Snowflakes swirl clockwise around the yard. A red-tailed hawk flies over, flapping hard, pale feathers almost invisible in the falling snow.
hawks
January 25, 2013
Crows begin scolding a red-tailed hawk on the far side of the field, and a squirrel digging in the yard hurtles into the bridal wreath bush.
January 4, 2013
Sleek silhouette of a sharp-shinned hawk. In the rosebush’s densely scribbled heart, the faint throbbing of something with very small bones.
December 4, 2012
Trees glistening with raindrops cast shadows through the rising fog. A sudden ripple of squirrel alarm-calls as a hawk cuts through.
November 14, 2012
An immature redtail studies the ground from a low limb, drops into the weeds and comes up empty. High overhead, three Vs of tundra swans.
November 2, 2012
With the leaves down, I can see deep into the woods: two pileateds work both sides of a birch. A redtail hawk flies just below the treetops.
September 22, 2012
My mother emerges from the weeds beside the springhouse with a handful of mint.

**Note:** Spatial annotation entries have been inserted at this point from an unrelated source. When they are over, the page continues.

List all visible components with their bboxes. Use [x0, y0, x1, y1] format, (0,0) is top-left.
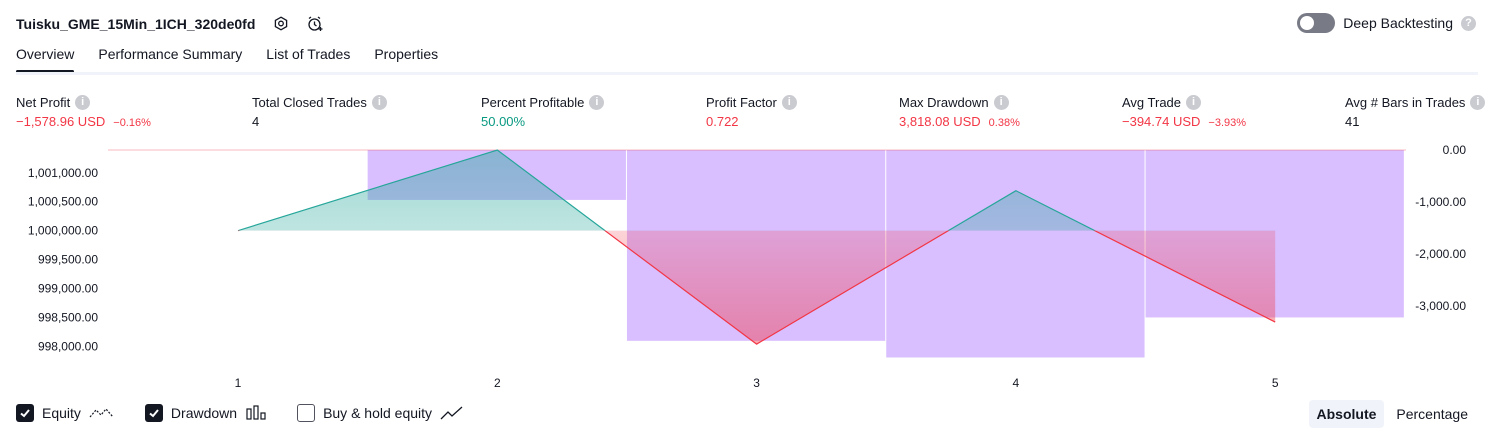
info-icon[interactable]: i	[589, 94, 605, 110]
right-axis-tick-label: -1,000.00	[1415, 195, 1466, 209]
info-icon[interactable]: i	[781, 94, 797, 110]
deep-backtesting-control: Deep Backtesting ?	[1297, 13, 1476, 33]
tab-overview[interactable]: Overview	[16, 46, 75, 73]
scale-toggle: Absolute Percentage	[1308, 400, 1477, 428]
metric-max-drawdown: Max Drawdown i 3,818.08 USD 0.38%	[899, 94, 1020, 129]
equity-checkbox[interactable]	[16, 404, 34, 422]
buy-hold-line-icon	[440, 406, 463, 420]
metric-avg-bars-in-trades: Avg # Bars in Trades i 41	[1345, 94, 1486, 129]
tab-performance-summary[interactable]: Performance Summary	[98, 46, 243, 62]
x-axis-tick-label: 1	[235, 376, 242, 390]
deep-backtesting-toggle[interactable]	[1297, 13, 1336, 33]
metric-value: 4	[252, 114, 260, 129]
equity-line-down	[238, 230, 1276, 345]
deep-backtesting-label: Deep Backtesting	[1343, 15, 1453, 31]
strategy-header: Tuisku_GME_15Min_1ICH_320de0fd	[16, 12, 327, 36]
info-icon[interactable]: i	[371, 94, 387, 110]
left-axis-tick-label: 999,000.00	[38, 282, 98, 296]
absolute-button[interactable]: Absolute	[1308, 400, 1385, 428]
metric-value: 41	[1345, 114, 1360, 129]
tab-bar: Overview Performance Summary List of Tra…	[16, 46, 439, 73]
tab-list-of-trades[interactable]: List of Trades	[266, 46, 351, 62]
left-axis-tick-label: 1,001,000.00	[28, 166, 98, 180]
metric-value: −394.74 USD	[1122, 114, 1201, 129]
x-axis-tick-label: 5	[1272, 376, 1279, 390]
tab-properties[interactable]: Properties	[374, 46, 439, 62]
buy-hold-checkbox[interactable]	[297, 404, 316, 422]
right-axis-tick-label: -3,000.00	[1415, 299, 1466, 313]
drawdown-bars-icon	[246, 405, 266, 420]
deep-backtesting-help-icon[interactable]: ?	[1461, 15, 1476, 31]
metric-label: Net Profit	[16, 94, 71, 110]
right-axis-tick-label: -2,000.00	[1415, 247, 1466, 261]
buy-hold-legend-label: Buy & hold equity	[323, 405, 433, 421]
info-icon[interactable]: i	[1470, 94, 1486, 110]
metric-label: Avg Trade	[1122, 94, 1182, 110]
settings-gear-icon[interactable]	[269, 12, 293, 36]
metric-total-closed-trades: Total Closed Trades i 4	[252, 94, 387, 129]
legend-equity[interactable]: Equity	[16, 404, 115, 422]
left-axis-tick-label: 1,000,000.00	[28, 224, 98, 238]
metric-net-profit: Net Profit i −1,578.96 USD −0.16%	[16, 94, 151, 129]
legend-buy-hold[interactable]: Buy & hold equity	[297, 404, 464, 422]
left-axis-ticks: 1,001,000.00 1,000,500.00 1,000,000.00 999,…	[28, 166, 98, 354]
info-icon[interactable]: i	[75, 94, 91, 110]
equity-loss-area	[238, 230, 1276, 345]
tabs-divider	[16, 72, 1478, 75]
chart-legend: Equity Drawdown Buy & hold equity	[16, 404, 464, 422]
equity-line	[237, 149, 1276, 345]
equity-line-up	[237, 149, 1097, 231]
metric-value: −1,578.96 USD	[16, 114, 106, 129]
x-axis-ticks: 1 2 3 4 5	[235, 376, 1279, 390]
metric-value: 3,818.08 USD	[899, 114, 981, 129]
info-icon[interactable]: i	[993, 94, 1009, 110]
info-icon[interactable]: i	[1186, 94, 1202, 110]
toggle-knob	[1300, 16, 1315, 30]
left-axis-tick-label: 998,500.00	[38, 310, 98, 324]
metric-percent: −0.16%	[113, 117, 151, 129]
right-axis-tick-label: 0.00	[1443, 143, 1467, 157]
metric-label: Avg # Bars in Trades	[1345, 94, 1466, 110]
drawdown-legend-label: Drawdown	[170, 405, 238, 421]
x-axis-tick-label: 2	[494, 376, 501, 390]
metric-profit-factor: Profit Factor i 0.722	[706, 94, 797, 129]
metric-percent: −3.93%	[1208, 117, 1247, 129]
legend-drawdown[interactable]: Drawdown	[144, 404, 267, 422]
metric-avg-trade: Avg Trade i −394.74 USD −3.93%	[1122, 94, 1246, 129]
left-axis-tick-label: 1,000,500.00	[28, 195, 98, 209]
drawdown-bar	[886, 150, 1145, 358]
alarm-clock-add-icon[interactable]	[303, 12, 327, 36]
right-axis-ticks: 0.00 -1,000.00 -2,000.00 -3,000.00	[1415, 143, 1466, 313]
equity-drawdown-chart[interactable]: 1,001,000.00 1,000,500.00 1,000,000.00 999,…	[0, 140, 1494, 395]
metric-percent-profitable: Percent Profitable i 50.00%	[481, 94, 605, 129]
x-axis-tick-label: 4	[1013, 376, 1020, 390]
left-axis-tick-label: 999,500.00	[38, 253, 98, 267]
metric-label: Total Closed Trades	[252, 94, 367, 110]
percentage-button[interactable]: Percentage	[1396, 406, 1468, 422]
metric-label: Percent Profitable	[481, 94, 585, 110]
metric-value: 0.722	[706, 114, 739, 129]
metric-value: 50.00%	[481, 114, 526, 129]
metric-label: Profit Factor	[706, 94, 777, 110]
equity-legend-label: Equity	[42, 405, 81, 421]
equity-profit-area	[238, 150, 1276, 231]
drawdown-checkbox[interactable]	[144, 404, 163, 422]
metric-label: Max Drawdown	[899, 94, 989, 110]
equity-fill	[238, 150, 1276, 345]
strategy-title: Tuisku_GME_15Min_1ICH_320de0fd	[16, 16, 256, 32]
drawdown-bars	[367, 150, 1404, 358]
left-axis-tick-label: 998,000.00	[38, 339, 98, 353]
metric-percent: 0.38%	[988, 117, 1020, 129]
x-axis-tick-label: 3	[753, 376, 760, 390]
equity-line-icon	[89, 408, 114, 418]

Behind her at the woods’ edge, a red-tailed hawk takes wing.
August 18, 2012
A hawk circles over the ridge, higher and higher, until it appears smaller and fainter than the white blood cells criss-crossing my retina.
March 13, 2012
The Cooper’s hawk’s kak-kak-kak, followed finally by a glimpse: rapid scissoring wings and a small bullet of a body veering into the pines.
March 7, 2012
Large gnats drift back and forth in front of the porch and a fly wanders the rim of my laptop. Two Cooper’s hawks chatter up in the woods.
October 12, 2011
White-throated sparrows in the meadow—their quavery notes. Behind the curtain of gold leaves, a split-second glimpse of a hawk’s wing.
March 7, 2011
Snow has turned all the lower limbs into wide white feathers, but treetops are bare against the blue. From somewhere in between, the hawk.
March 4, 2011
An urgent, nasal call: the Cooper’s hawks are back. The female glides into a tall pine while the male appears and disappears among the oaks.
February 26, 2011
Gray sky. A gray breast feather floats down and lands on the snow. Ten minutes later, a sharp-shinned hawk appears in the big maple.